The overall spending increase in January reflected a 0.8 percent jump in spending on services, the effect of higher heating bills. It was the biggest increase in spending on services since October 2001.

Spending on durable goods such as autos fell 0.3 percent. And spending on nondurable goods, covering things like clothing and food, dropped 0.7 percent.

"Spending looks great but is not," said Ian Shepherdson, chief economist at Pantheon Macroeconomics. Without an 11.3 percent surge in spending on utility bills, Shepherdson said consumer spending would have been close to flat.
And the January chill was reflected in the Wisconsin Department of Revenue's report for January, which showed income tax revenues were down 4.4% for January 2014 vs. January 2013. On its face, this may not be so worrying, as income taxes could drop 5.4% vs. 2013 through June and still live up the LFB's projections. But the problem is that this drop was before income tax refunds from the state started to be handed out, and those should be higher than they were last year. The reason is that the Koo-Koo tax cuts weren't withheld last year, even though they were technically law for the entire year, which means revenues drop further.
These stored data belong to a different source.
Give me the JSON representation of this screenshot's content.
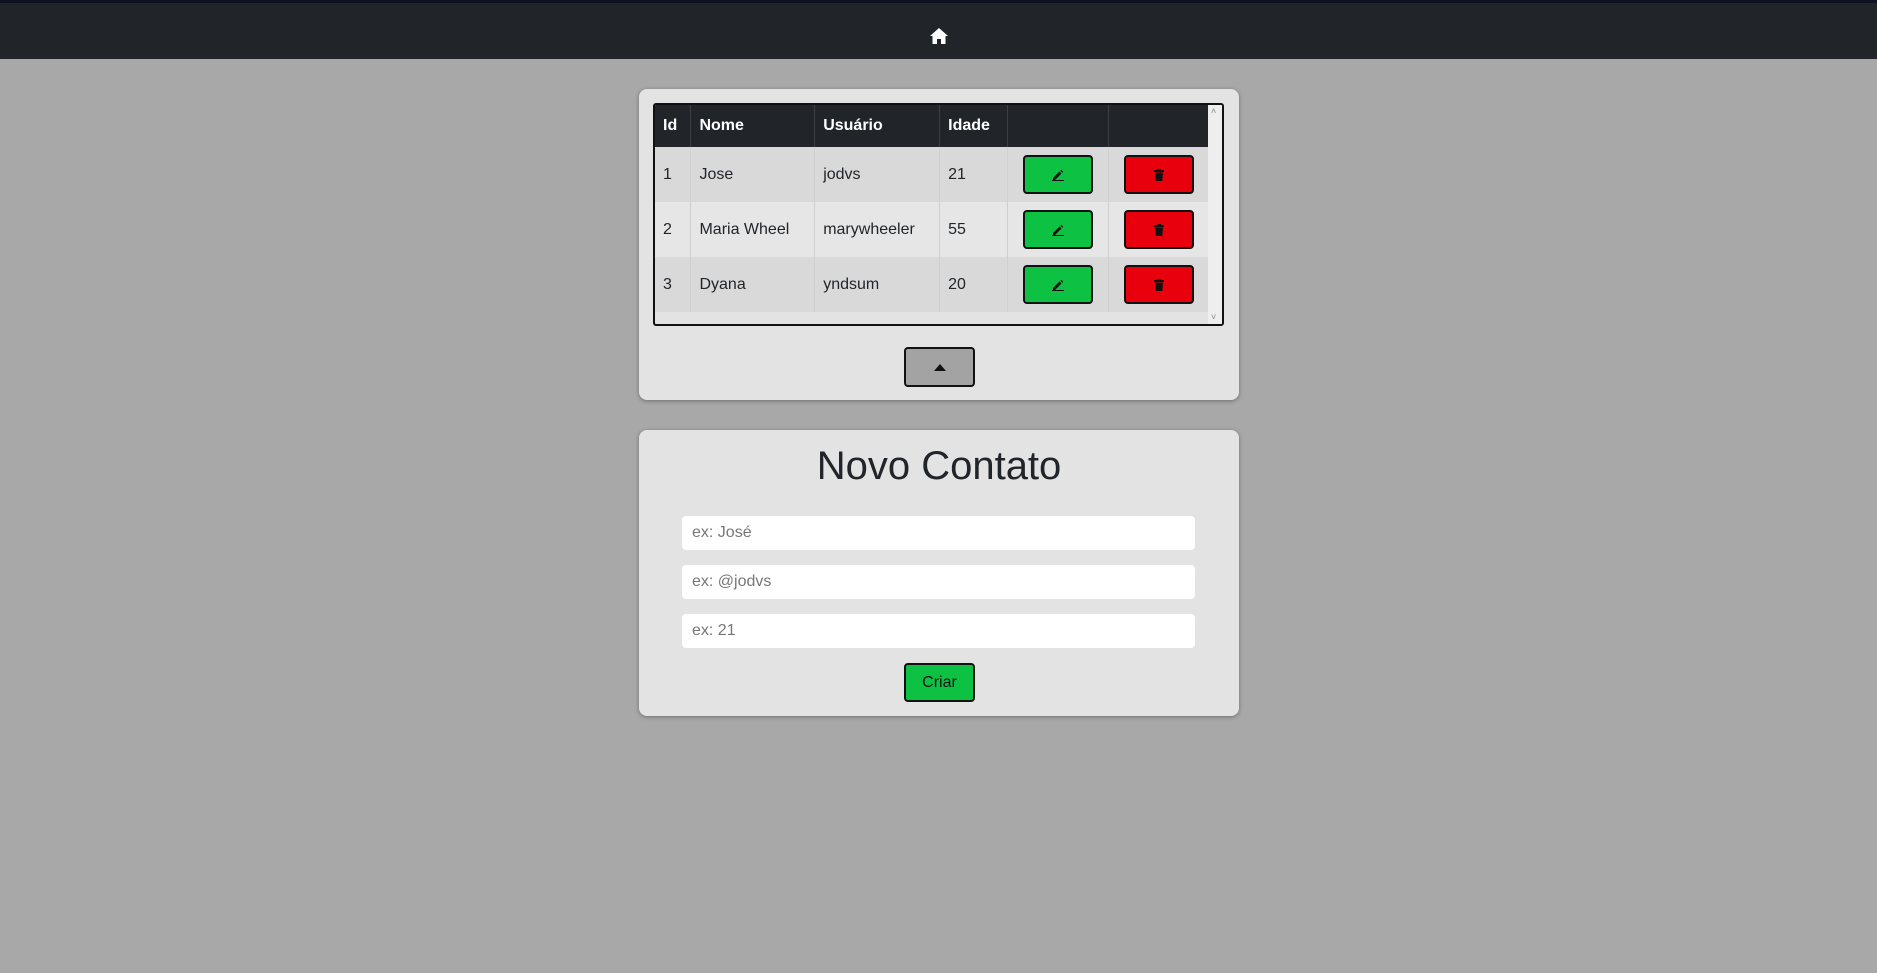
{
  "nav": {
    "home_icon": "home-icon"
  },
  "table": {
    "headers": [
      "Id",
      "Nome",
      "Usuário",
      "Idade",
      "",
      ""
    ],
    "rows": [
      {
        "id": "1",
        "nome": "Jose",
        "usuario": "jodvs",
        "idade": "21"
      },
      {
        "id": "2",
        "nome": "Maria Wheel",
        "usuario": "marywheeler",
        "idade": "55"
      },
      {
        "id": "3",
        "nome": "Dyana",
        "usuario": "yndsum",
        "idade": "20"
      }
    ],
    "edit_icon": "pencil-icon",
    "delete_icon": "trash-icon",
    "colors": {
      "edit": "#0dc143",
      "delete": "#e8000d",
      "header": "#212529"
    }
  },
  "collapse": {
    "icon": "caret-up-icon"
  },
  "form": {
    "title": "Novo Contato",
    "nome_placeholder": "ex: José",
    "usuario_placeholder": "ex: @jodvs",
    "idade_placeholder": "ex: 21",
    "nome_value": "",
    "usuario_value": "",
    "idade_value": "",
    "submit_label": "Criar"
  }
}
Theoretically some of that will be spent and raise sales taxes, but given the huge increases in heating costs that Wisconsinites have had to take on, the tax refunds might not get spent out as much as originally thought.

I'm not saying the sky is falling or that we're heading into recession- I don't think it's THAT bad. But it's also not as good as we thought in mid-January, and with that in mind, I'd recommend holding off on a number of these Walker tax cuts until we're convinced that things are back on track economically and that the extra costs resulting from this extraordinary winter can be covered. Sadly, I don't see that happening with this group of WisGOPs, and as a result it'll just be a matter of time before the state's General and Transportation Fund deficits hamstring Wisconsin's finances, and our economic potential.
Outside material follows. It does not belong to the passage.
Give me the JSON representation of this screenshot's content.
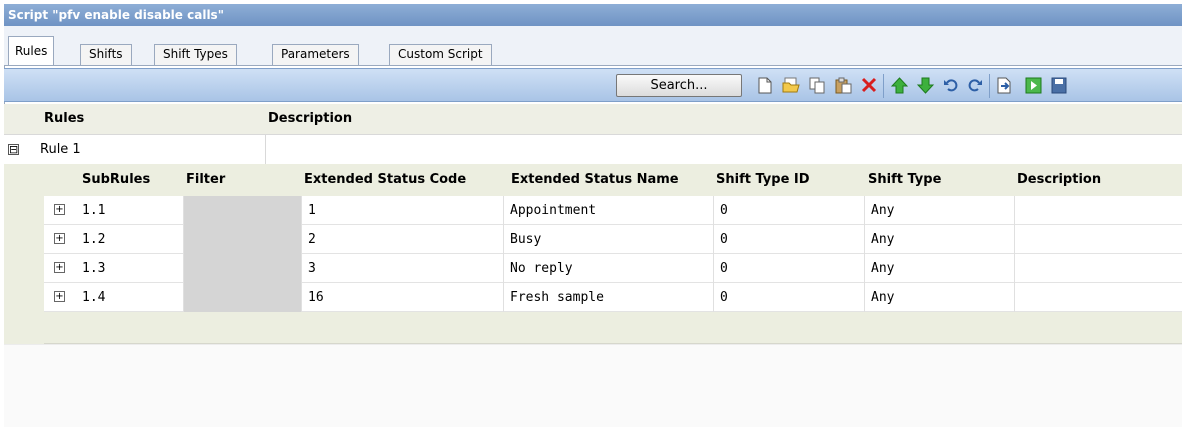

Then again, hamstringing the state's fiscal flexibility might be what a lot of the WisGOPs and their funders want. Which is yet another reason to vote "NO" on this tax cut bill.


  1. The adjusted withholding for January 2014 vs January 2013 was up 0.6%, so that's a disappointing month for capital gains (down about 16%).

    While sales tax receipts were up 4.6% year-on-year in January, in February the two taxes sort of switched places with year-on-year adjusted withholding up 3.9% and sales tax receipts up just 0.5%.

    The LFB projected that FY14 sales tax receipts would be 5.2% higher than FY13's. The first half of FY14 went well, but February had better not be a trendsetter in this regard (or January, if it's been covered up by gas bills in this frigid weather we've been having).

  2. Couple of things on that, Geoff. 1. Are capital gains usually reported by the month that they occur, or is it usually saved up for tax time? The brutal January in the markets could lead to that drop (which rebounded in February).

    2. Flat sales taxes is a really bad sign, given that Amazon is adding to the coffers, and Wisconsin retail has taken a ton of hits recently (American TV, JC Penney)

    1. 1. As far as I am aware, all the tax receipt reports by month are for the month that the DoR actually receives the money (the exception being the personal income tax adjustments, which are for when people receive their pay the next month for work they did the previous month owing to weekends/holidays). I'll double-check that.

      2. D'oh! I forgot about Amazon again. That means that February's taxable sales were pretty darn negative in real terms (somewhere between -1.0 and -1.5 percent). I wouldn't read too much into that - it is just one month after all and singular bad months are far from unprecedented - but watch this space.

      The UI stats for February's reference week were awful too. The February employment situation report is out on the 27th so it's a good bet that it'll reek.